Drivers have been stuck in their cars in freezing weather for 20 hours or more.
Drivers have been stuck in their cars in freezing weather for 20 hours or more. (AP)

Hundreds of motorists have waited desperately for help after a winter storm snarled traffic in US state of Virginia and left some drivers stranded for nearly 24 hours in freezing temperatures along an impassable stretch of interstate south of the nation's capital.

Problems began on Monday morning when a truck jackknifed on Interstate 95, the main north-south highway along the East Coast, triggering a swift chain reaction as other vehicles lost control, state police said. 

Lanes in both directions became blocked across a 40-mile stretch of I-95 north of Richmond. As hours passed and night fell, motorists posted messages on social media about running out of fuel, food and water.

Meera Rao and her husband, Raghavendra, were driving home from visiting their daughter in North Carolina when they got stuck Monday evening. They were only 100 feet past an exit but could not move for roughly 16 hours.

"Not one police (officer) came in the 16 hours we were stuck," she said.

"No one came. It was just shocking. Being in the most advanced country in the world, no one knew how to even clear one lane for all of us to get out of that mess?"

There were no immediate reports of serious injuries or deaths.

Around daybreak, road crews began helping drivers get off "at any available interchange," the Virginia Department of Transportation tweeted.

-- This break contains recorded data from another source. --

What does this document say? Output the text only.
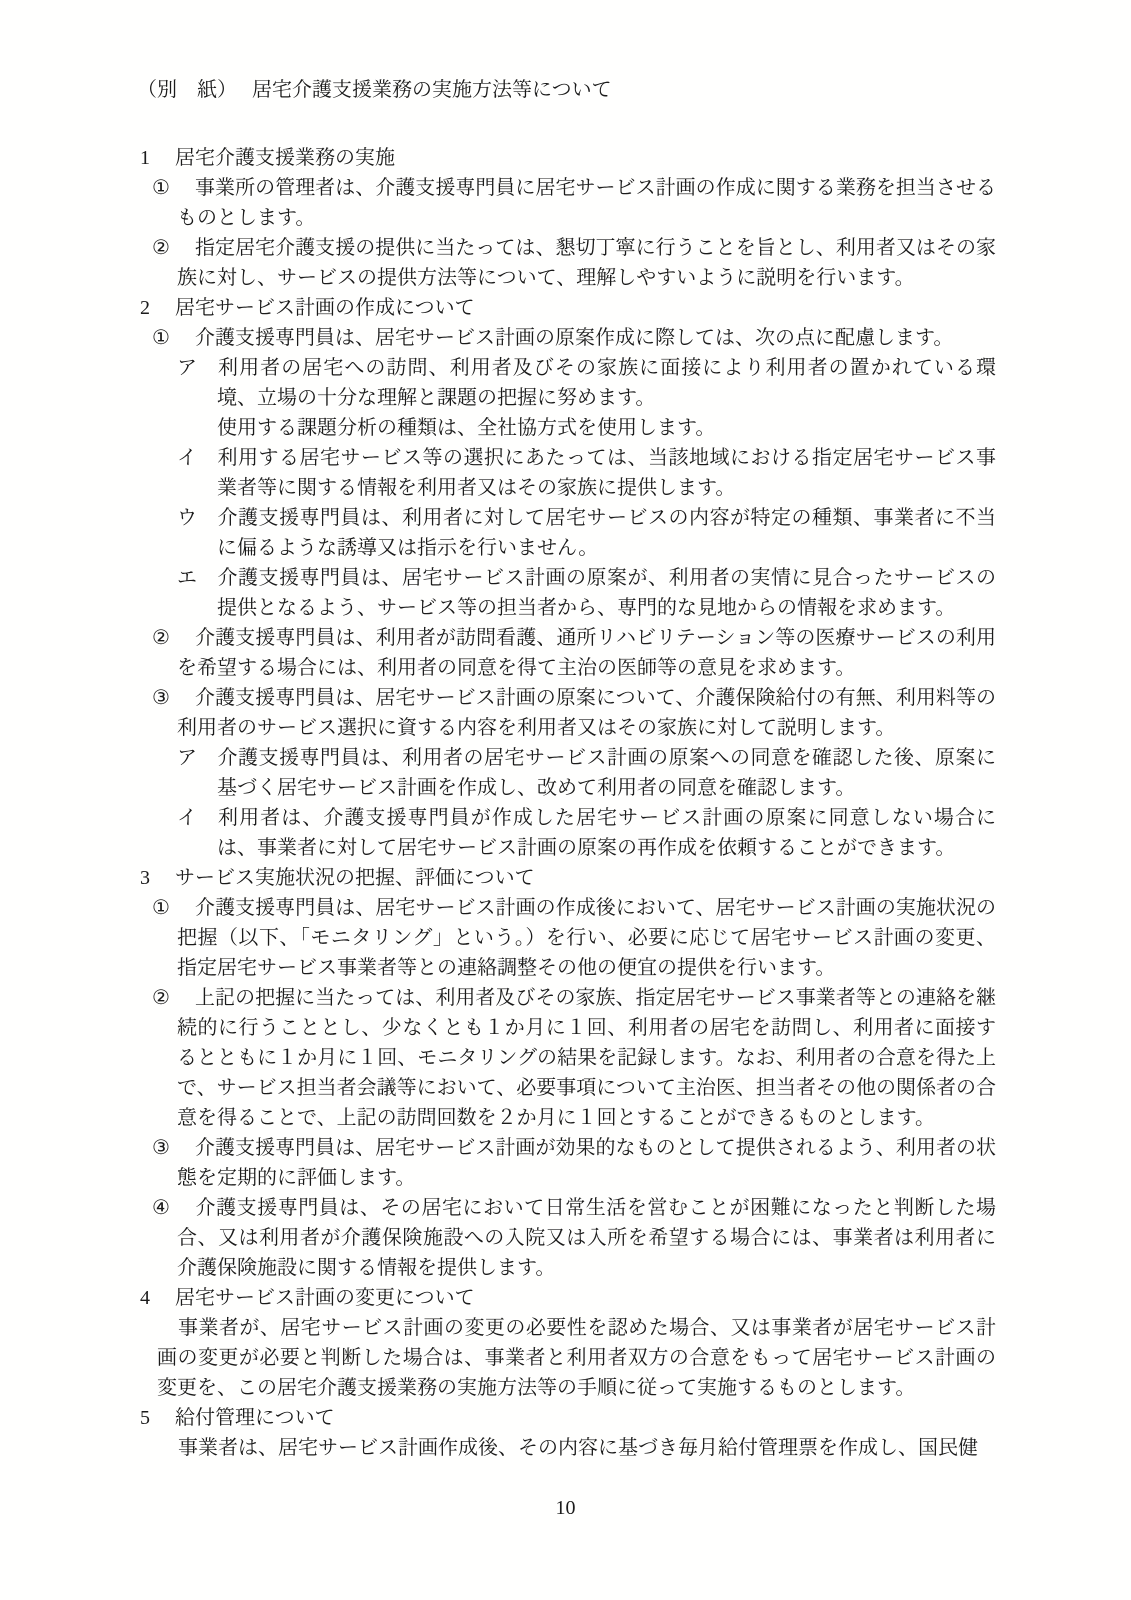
（別　紙） 居宅介護支援業務の実施方法等について
1 居宅介護支援業務の実施
① 事業所の管理者は、介護支援専門員に居宅サービス計画の作成に関する業務を担当させるものとします。
② 指定居宅介護支援の提供に当たっては、懇切丁寧に行うことを旨とし、利用者又はその家族に対し、サービスの提供方法等について、理解しやすいように説明を行います。
2 居宅サービス計画の作成について
① 介護支援専門員は、居宅サービス計画の原案作成に際しては、次の点に配慮します。
ア 利用者の居宅への訪問、利用者及びその家族に面接により利用者の置かれている環境、立場の十分な理解と課題の把握に努めます。
使用する課題分析の種類は、全社協方式を使用します。
イ 利用する居宅サービス等の選択にあたっては、当該地域における指定居宅サービス事業者等に関する情報を利用者又はその家族に提供します。
ウ 介護支援専門員は、利用者に対して居宅サービスの内容が特定の種類、事業者に不当に偏るような誘導又は指示を行いません。
エ 介護支援専門員は、居宅サービス計画の原案が、利用者の実情に見合ったサービスの提供となるよう、サービス等の担当者から、専門的な見地からの情報を求めます。
② 介護支援専門員は、利用者が訪問看護、通所リハビリテーション等の医療サービスの利用を希望する場合には、利用者の同意を得て主治の医師等の意見を求めます。
③ 介護支援専門員は、居宅サービス計画の原案について、介護保険給付の有無、利用料等の利用者のサービス選択に資する内容を利用者又はその家族に対して説明します。
ア 介護支援専門員は、利用者の居宅サービス計画の原案への同意を確認した後、原案に基づく居宅サービス計画を作成し、改めて利用者の同意を確認します。
イ 利用者は、介護支援専門員が作成した居宅サービス計画の原案に同意しない場合には、事業者に対して居宅サービス計画の原案の再作成を依頼することができます。
3 サービス実施状況の把握、評価について
① 介護支援専門員は、居宅サービス計画の作成後において、居宅サービス計画の実施状況の把握（以下、「モニタリング」という。）を行い、必要に応じて居宅サービス計画の変更、指定居宅サービス事業者等との連絡調整その他の便宜の提供を行います。
② 上記の把握に当たっては、利用者及びその家族、指定居宅サービス事業者等との連絡を継続的に行うこととし、少なくとも１か月に１回、利用者の居宅を訪問し、利用者に面接するとともに１か月に１回、モニタリングの結果を記録します。なお、利用者の合意を得た上で、サービス担当者会議等において、必要事項について主治医、担当者その他の関係者の合意を得ることで、上記の訪問回数を２か月に１回とすることができるものとします。
③ 介護支援専門員は、居宅サービス計画が効果的なものとして提供されるよう、利用者の状態を定期的に評価します。
④ 介護支援専門員は、その居宅において日常生活を営むことが困難になったと判断した場合、又は利用者が介護保険施設への入院又は入所を希望する場合には、事業者は利用者に介護保険施設に関する情報を提供します。
4 居宅サービス計画の変更について
事業者が、居宅サービス計画の変更の必要性を認めた場合、又は事業者が居宅サービス計画の変更が必要と判断した場合は、事業者と利用者双方の合意をもって居宅サービス計画の変更を、この居宅介護支援業務の実施方法等の手順に従って実施するものとします。
5 給付管理について
事業者は、居宅サービス計画作成後、その内容に基づき毎月給付管理票を作成し、国民健
10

Roadway expected to be cleared for morning rush hour

At a news conference, officials could not say how many miles of backup remained or how many cars were still stuck.

"I could not even imagine how many are out there," said Marcie Parker, a Virginia Department of Transportation engineer leading the effort to clear the interstate.

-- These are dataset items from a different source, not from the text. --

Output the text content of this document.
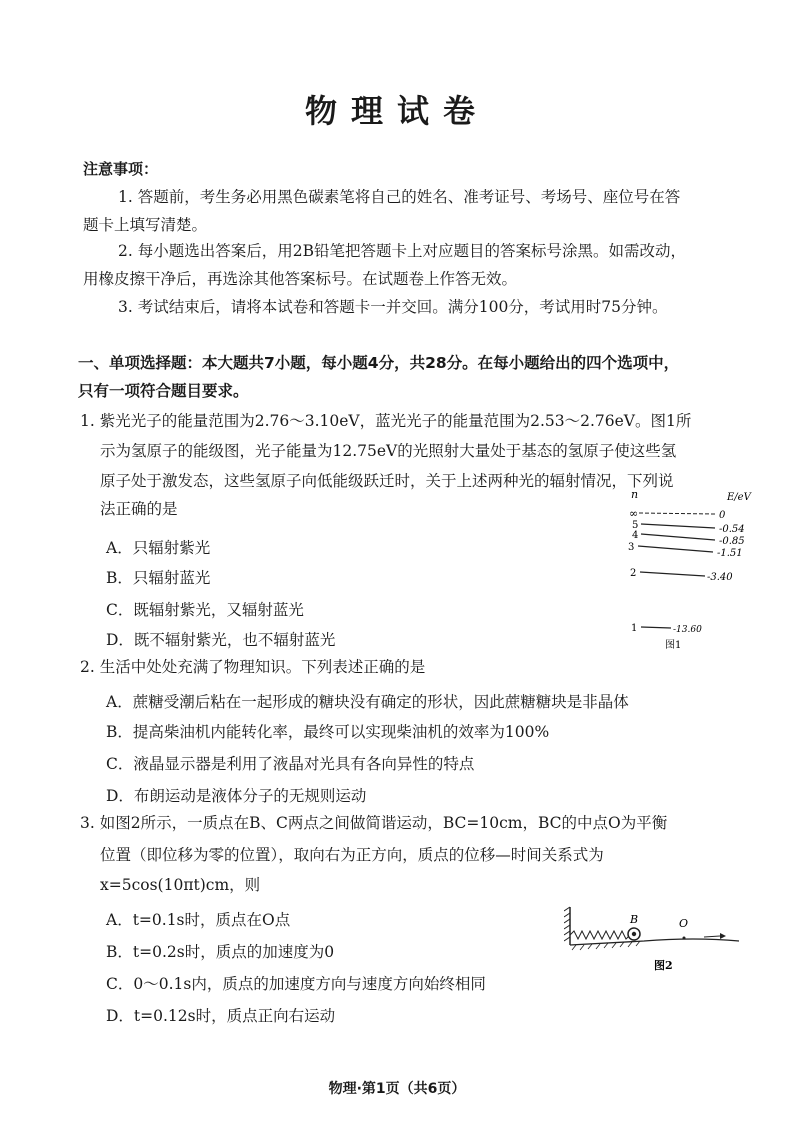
物理试卷
注意事项：
1. 答题前，考生务必用黑色碳素笔将自己的姓名、准考证号、考场号、座位号在答
题卡上填写清楚。
2. 每小题选出答案后，用2B铅笔把答题卡上对应题目的答案标号涂黑。如需改动，
用橡皮擦干净后，再选涂其他答案标号。在试题卷上作答无效。
3. 考试结束后，请将本试卷和答题卡一并交回。满分100分，考试用时75分钟。
一、单项选择题：本大题共7小题，每小题4分，共28分。在每小题给出的四个选项中，
只有一项符合题目要求。
1. 紫光光子的能量范围为2.76～3.10eV，蓝光光子的能量范围为2.53～2.76eV。图1所
示为氢原子的能级图，光子能量为12.75eV的光照射大量处于基态的氢原子使这些氢
原子处于激发态，这些氢原子向低能级跃迁时，关于上述两种光的辐射情况，下列说
法正确的是
A．只辐射紫光
B．只辐射蓝光
C．既辐射紫光，又辐射蓝光
D．既不辐射紫光，也不辐射蓝光
n	E/eV
∞	0
5	-0.54
4
-0.85
3
-1.51
2	-3.40
1	-13.60
图1
2. 生活中处处充满了物理知识。下列表述正确的是
A．蔗糖受潮后粘在一起形成的糖块没有确定的形状，因此蔗糖糖块是非晶体
B．提高柴油机内能转化率，最终可以实现柴油机的效率为100%
C．液晶显示器是利用了液晶对光具有各向异性的特点
D．布朗运动是液体分子的无规则运动
3. 如图2所示，一质点在B、C两点之间做简谐运动，BC=10cm，BC的中点O为平衡
位置（即位移为零的位置），取向右为正方向，质点的位移—时间关系式为
x=5cos(10πt)cm，则
A．t=0.1s时，质点在O点
B．t=0.2s时，质点的加速度为0
C．0～0.1s内，质点的加速度方向与速度方向始终相同
D．t=0.12s时，质点正向右运动
B	O
图2
物理·第1页（共6页）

An Associated Press photographer who flew in a helicopter along a 50-mile stretch of interstate observed about a dozen clusters of stuck vehicles on Tuesday afternoon.

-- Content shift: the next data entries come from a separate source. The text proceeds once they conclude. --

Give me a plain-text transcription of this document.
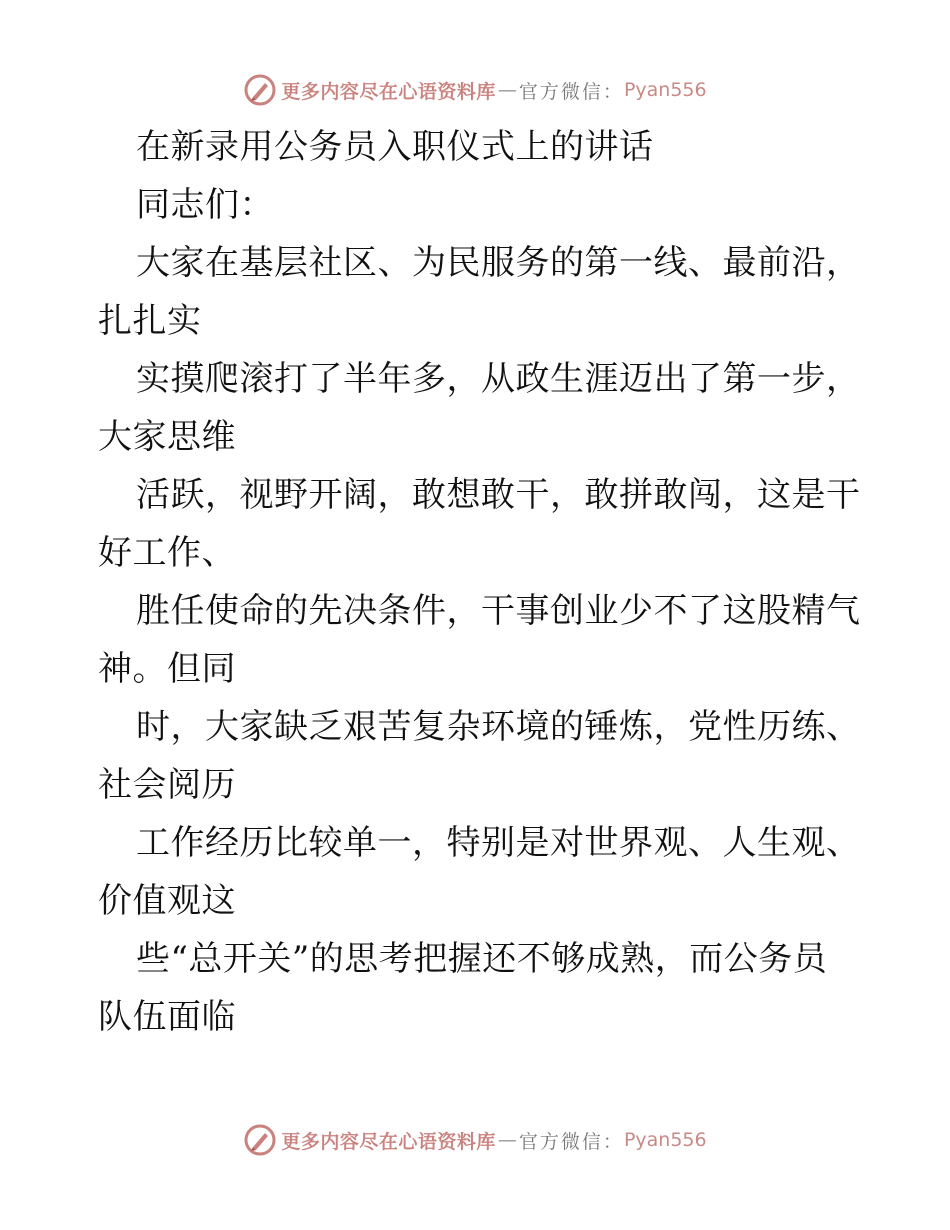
更多内容尽在心语资料库 — 官方微信： Pyan556
在新录用公务员入职仪式上的讲话
同志们：
大家在基层社区、为民服务的第一线、最前沿，
扎扎实
实摸爬滚打了半年多，从政生涯迈出了第一步，
大家思维
活跃，视野开阔，敢想敢干，敢拼敢闯，这是干
好工作、
胜任使命的先决条件，干事创业少不了这股精气
神。但同
时，大家缺乏艰苦复杂环境的锤炼，党性历练、
社会阅历
工作经历比较单一，特别是对世界观、人生观、
价值观这
些“总开关”的思考把握还不够成熟，而公务员
队伍面临
更多内容尽在心语资料库 — 官方微信： Pyan556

Parker said crews were trying to first clear vehicles that could move on their own. Then they would tow disabled or abandoned ones and plow, she said, adding that the roadway was expected to be cleared for the Wednesday morning rush hour.

People could be seen walking down traffic lanes still covered with ice and snow.

Families seek answers

Governor Ralph Northam said his team responded through the night by sending emergency messages to connect drivers with help and working with local officials to set up warming shelters as needed. Officials told reporters crews were helping distribute food, water and fuel.

People who were stranded overnight and their families lashed out at Northam on Twitter, asking why the Virginia National Guard was not deployed.

Northam said in an interview that he opted not to request National Guard help because the issue facing state crews was not a lack of manpower but the difficulty of getting workers and equipment through the snow and ice to where they needed to be. 

He said that effort was complicated by the disabled vehicles, freezing temperatures and ice.

The affected section of interstate was not pretreated, Parker said, because heavy rain preceded the snow, which fell at times as heavily as 2 inches an hour.

"That was entirely too much for us to keep up with," she said.

The storm also left passengers on an Amtrak train stranded in Virginia. Amtrak’s Crescent left New Orleans on Sunday on its way to New York and got stuck near Lynchburg on Monday morning, when downed trees blocked the tracks.

Up to 11 inches of snow fell in the area during Monday’s blizzard, according to the National Weather Service, and state police had warned people to avoid driving unless absolutely necessary, especially as colder nighttime temperatures set in.

Compounding the challenges, traffic cameras went offline as much of central Virginia lost power in the storm, the transportation department said.